Infine, serve un sistema di valutazione che premi davvero il merito e i risultati. Le elevate qualificazioni comportano responsabilità significative e retribuzioni superiori alla media, ma questo deve tradursi anche in un’aspettativa più alta in termini di performance e di contributo al miglioramento dell’organizzazione. Le amministrazioni dovrebbero definire obiettivi chiari e misurabili per ogni posizione di elevata qualificazione, valutare periodicamente il loro raggiungimento e avere il coraggio di intervenire quando gli obiettivi non vengono raggiunti. Solo così si può evitare che le elevate qualificazioni diventino l’ennesima rendita di posizione, l’ennesimo privilegio acquisito che si perpetua indipendentemente dalla qualità del lavoro svolto.

Lo scenario futuro: due Pubbliche Amministrazioni

Tra dieci anni, quando guarderemo indietro all’introduzione delle elevate qualificazioni, vedremo probabilmente un panorama molto variegato. Ci saranno amministrazioni che avranno saputo cogliere appieno questa opportunità, trasformandola in un vero e proprio motore di innovazione organizzativa. Queste amministrazioni avranno attratto e trattenuto i migliori talenti, avranno strutturato servizi più efficienti ed efficaci, avranno affrontato con successo la transizione digitale e saranno diventate luoghi di lavoro attrattivi dove i giovani laureati ambiscono a costruire la propria carriera. Saranno amministrazioni agili, capaci di adattarsi rapidamente ai cambiamenti, guidate da professionisti competenti che sanno combinare specializzazione tecnica e visione strategica.
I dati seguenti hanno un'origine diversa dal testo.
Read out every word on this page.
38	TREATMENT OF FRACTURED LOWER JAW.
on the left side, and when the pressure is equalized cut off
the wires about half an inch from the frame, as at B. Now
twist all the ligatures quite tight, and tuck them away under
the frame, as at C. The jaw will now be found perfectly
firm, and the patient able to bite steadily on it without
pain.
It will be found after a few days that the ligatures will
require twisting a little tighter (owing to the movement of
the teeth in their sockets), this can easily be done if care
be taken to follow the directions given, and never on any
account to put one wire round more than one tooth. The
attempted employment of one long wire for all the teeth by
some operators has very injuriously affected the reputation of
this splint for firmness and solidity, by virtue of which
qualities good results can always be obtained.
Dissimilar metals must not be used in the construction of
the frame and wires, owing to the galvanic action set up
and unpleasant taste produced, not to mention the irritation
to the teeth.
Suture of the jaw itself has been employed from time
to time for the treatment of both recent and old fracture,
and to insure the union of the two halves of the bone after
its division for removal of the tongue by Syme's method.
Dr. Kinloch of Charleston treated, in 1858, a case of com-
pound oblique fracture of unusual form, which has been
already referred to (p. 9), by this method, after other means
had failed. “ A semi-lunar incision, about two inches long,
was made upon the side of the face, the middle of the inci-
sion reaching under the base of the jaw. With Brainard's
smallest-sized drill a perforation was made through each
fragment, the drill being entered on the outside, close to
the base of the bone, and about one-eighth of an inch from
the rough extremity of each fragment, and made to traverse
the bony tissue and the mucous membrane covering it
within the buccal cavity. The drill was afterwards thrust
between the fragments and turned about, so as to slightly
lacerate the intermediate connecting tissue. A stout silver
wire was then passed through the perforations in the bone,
Accanto a queste, ci saranno però anche amministrazioni che saranno rimaste sostanzialmente ferme, che avranno applicato le norme sulle elevate qualificazioni come l’ennesimo adempimento burocratico, riempiendo le caselle dell’organigramma senza però cambiare nulla nella sostanza. Queste amministrazioni continueranno a faticare nell’attrarre personale qualificato, continueranno a essere percepite come luoghi di lavoro poco stimolanti, continueranno a offrire servizi mediocri ai cittadini. E la distanza tra questi due gruppi di amministrazioni tenderà progressivamente ad allargarsi, creando un paese sempre più disomogeneo nella qualità dei servizi pubblici offerti.

La differenza tra questi due scenari non la faranno le norme o le risorse disponibili, perché le regole sono le stesse per tutti e le risorse economiche, per quanto mai sufficienti, sono comunque significative. La differenza la farà il coraggio di innovare e quella di utilizzare le elevate qualificazioni per quello che sono: non un adempimento contrattuale, non un semplice meccanismo di progressione di carriera, ma un’opportunità storica per trasformare culturalmente e organizzativamente la pubblica amministrazione italiana.

La domanda che ogni amministrazione dovrebbe porsi oggi è molto semplice: vogliamo fare parte del primo gruppo o del secondo? E se la risposta è il primo gruppo, come dovrebbe essere nella responsabilità di chi ha scelto di lavorare per il servizio pubblico, allora è il momento di agire. Non domani, non quando avremo finito le altre urgenze, ma oggi. Perché il futuro della pubblica amministrazione si costruisce nelle scelte che facciamo nel presente, e le elevate qualificazioni rappresentano uno degli strumenti che abbiamo a disposizione per costruire quel futuro.